Anis Saggaf Nangis Cerita Masa Lalu, Ternyata Sepahit Ini Hidupnya!
Pria berperawakan tinggi dan gemuk duduk berhadapan dengan Weny siang kemarin ternyata memiliki masa sulit. Anis kecil dibesarkan di keluarga sederhan
TRIBUNSUMSEL.COM, PALEMBANG - Matanya memerah, suaranya tiba-tiba serak dan melemah ketika menceritakan kisah masa kecilnya.
Prof Anis Saggaff yang sekarang memimpin Universitas Sriwijaya (Unsri) memiliki perjuangan berat sebelum mencapai posisinya sekarang.
Anak kedua dari sembilan bersaudara ini pernah hampir putus sekolah, kuliah jalan kaki, hingga berjualan sampai larut malam.
Semua perjalanan hidupnya itu diceritakan kepada Pemimpin Redaksi Tribun Sumsel, Weny Ramdiastuti, Kamis (10/8/2017).
Baca Juga: Anis Saggaf: Mahasiswa Unsri Harus Selesai 8 Semester
Pria berperawakan tinggi dan gemuk duduk berhadapan dengan Weny siang kemarin ternyata memiliki masa sulit.
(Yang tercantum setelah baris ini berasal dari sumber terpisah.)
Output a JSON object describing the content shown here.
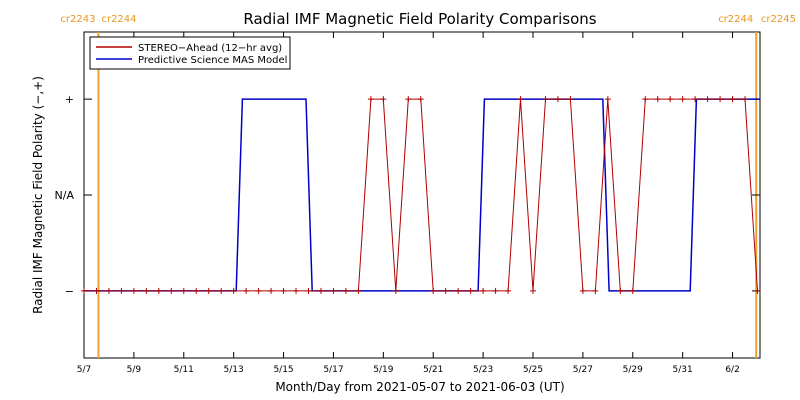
{
  "chart_data": {
    "type": "line",
    "title": "Radial IMF Magnetic Field Polarity Comparisons",
    "xlabel": "Month/Day from 2021-05-07 to 2021-06-03 (UT)",
    "ylabel": "Radial IMF Magnetic Field Polarity (−,+)",
    "x_range_days": [
      0,
      27.1
    ],
    "x_ticks": [
      {
        "day": 0,
        "label": "5/7"
      },
      {
        "day": 2,
        "label": "5/9"
      },
      {
        "day": 4,
        "label": "5/11"
      },
      {
        "day": 6,
        "label": "5/13"
      },
      {
        "day": 8,
        "label": "5/15"
      },
      {
        "day": 10,
        "label": "5/17"
      },
      {
        "day": 12,
        "label": "5/19"
      },
      {
        "day": 14,
        "label": "5/21"
      },
      {
        "day": 16,
        "label": "5/23"
      },
      {
        "day": 18,
        "label": "5/25"
      },
      {
        "day": 20,
        "label": "5/27"
      },
      {
        "day": 22,
        "label": "5/29"
      },
      {
        "day": 24,
        "label": "5/31"
      },
      {
        "day": 26,
        "label": "6/2"
      }
    ],
    "y_range": [
      -1.7,
      1.7
    ],
    "y_ticks": [
      {
        "value": 1,
        "label": "+"
      },
      {
        "value": 0,
        "label": "N/A"
      },
      {
        "value": -1,
        "label": "−"
      }
    ],
    "carrington_markers": [
      {
        "day": 0.58,
        "left_label": "cr2243",
        "right_label": "cr2244"
      },
      {
        "day": 26.95,
        "left_label": "cr2244",
        "right_label": "cr2245"
      }
    ],
    "colors": {
      "stereo": "#b00000",
      "model": "#0000c8",
      "carrington": "#f0a030"
    },
    "legend_position": "top-left",
    "series": [
      {
        "name": "STEREO−Ahead (12−hr avg)",
        "points": [
          [
            0.0,
            -1
          ],
          [
            0.5,
            -1
          ],
          [
            1.0,
            -1
          ],
          [
            1.5,
            -1
          ],
          [
            2.0,
            -1
          ],
          [
            2.5,
            -1
          ],
          [
            3.0,
            -1
          ],
          [
            3.5,
            -1
          ],
          [
            4.0,
            -1
          ],
          [
            4.5,
            -1
          ],
          [
            5.0,
            -1
          ],
          [
            5.5,
            -1
          ],
          [
            6.0,
            -1
          ],
          [
            6.5,
            -1
          ],
          [
            7.0,
            -1
          ],
          [
            7.5,
            -1
          ],
          [
            8.0,
            -1
          ],
          [
            8.5,
            -1
          ],
          [
            9.0,
            -1
          ],
          [
            9.5,
            -1
          ],
          [
            10.0,
            -1
          ],
          [
            10.5,
            -1
          ],
          [
            11.0,
            -1
          ],
          [
            11.5,
            1
          ],
          [
            12.0,
            1
          ],
          [
            12.5,
            -1
          ],
          [
            13.0,
            1
          ],
          [
            13.5,
            1
          ],
          [
            14.0,
            -1
          ],
          [
            14.5,
            -1
          ],
          [
            15.0,
            -1
          ],
          [
            15.5,
            -1
          ],
          [
            16.0,
            -1
          ],
          [
            16.5,
            -1
          ],
          [
            17.0,
            -1
          ],
          [
            17.5,
            1
          ],
          [
            18.0,
            -1
          ],
          [
            18.5,
            1
          ],
          [
            19.0,
            1
          ],
          [
            19.5,
            1
          ],
          [
            20.0,
            -1
          ],
          [
            20.5,
            -1
          ],
          [
            21.0,
            1
          ],
          [
            21.5,
            -1
          ],
          [
            22.0,
            -1
          ],
          [
            22.5,
            1
          ],
          [
            23.0,
            1
          ],
          [
            23.5,
            1
          ],
          [
            24.0,
            1
          ],
          [
            24.5,
            1
          ],
          [
            25.0,
            1
          ],
          [
            25.5,
            1
          ],
          [
            26.0,
            1
          ],
          [
            26.5,
            1
          ],
          [
            27.0,
            -1
          ]
        ]
      },
      {
        "name": "Predictive Science MAS Model",
        "points": [
          [
            0.0,
            -1
          ],
          [
            6.1,
            -1
          ],
          [
            6.35,
            1
          ],
          [
            8.9,
            1
          ],
          [
            9.15,
            -1
          ],
          [
            15.8,
            -1
          ],
          [
            16.05,
            1
          ],
          [
            20.8,
            1
          ],
          [
            21.05,
            -1
          ],
          [
            24.3,
            -1
          ],
          [
            24.55,
            1
          ],
          [
            27.1,
            1
          ]
        ]
      }
    ]
  }
}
Anis kecil dibesarkan di keluarga sederhana, bapaknya berjualan manisan di Pasar Kuto.
Setelah menamatkan sekolah dasar, ujian berat itu mulai datang. Tempat jualan bapaknya digusur oleh pemerintah.
“Orangtua sakit satu minggu setelah warung digusur, tetapi tidak ada uang lagi untuk beli tempat baru. Beliau meninggal, dunia terasa gelap,” ungkap Anis.
Suaranya yang tadi tegas mulai melemah. Ia melanjutkan, setelah kematian bapaknya maka anak kedua ini harus mengambil peran menafkahi adik-adiknya.
Sempat dua bulan tidak sekolah. Saat itu, ia berjualan di Pasar 16 Ilir. Anis termasuk merupakan orang pertama yang berjualan kantong kresek.
Pasalnya benda itu baru pertama kali dikenalkan.
Tidak masuk SMP dua bulan membuat bingung seorang kepala sekolah yang juga teman bapaknya.
Saat dicek di rumah, baru diketahui aktivitas anak yang pintar mengaji ini.
Tahu Anis adalah anak yang pintar, kepala sekolah itu menawarkan kembali untuk sekolah. Sedangkan biayanya digratiskan.
Setelah kembali sekolah, Anis berdiskusi dengan kakaknya bagaimana mencari uang. Keduanya sepakat berjualan dilakukan sepulang sekolah.
Perjuangan terus berlanjut, selain pulang sekolah ia langsung menjajakan jualan di Pasar 16 Ilir sampai pukul 17.00.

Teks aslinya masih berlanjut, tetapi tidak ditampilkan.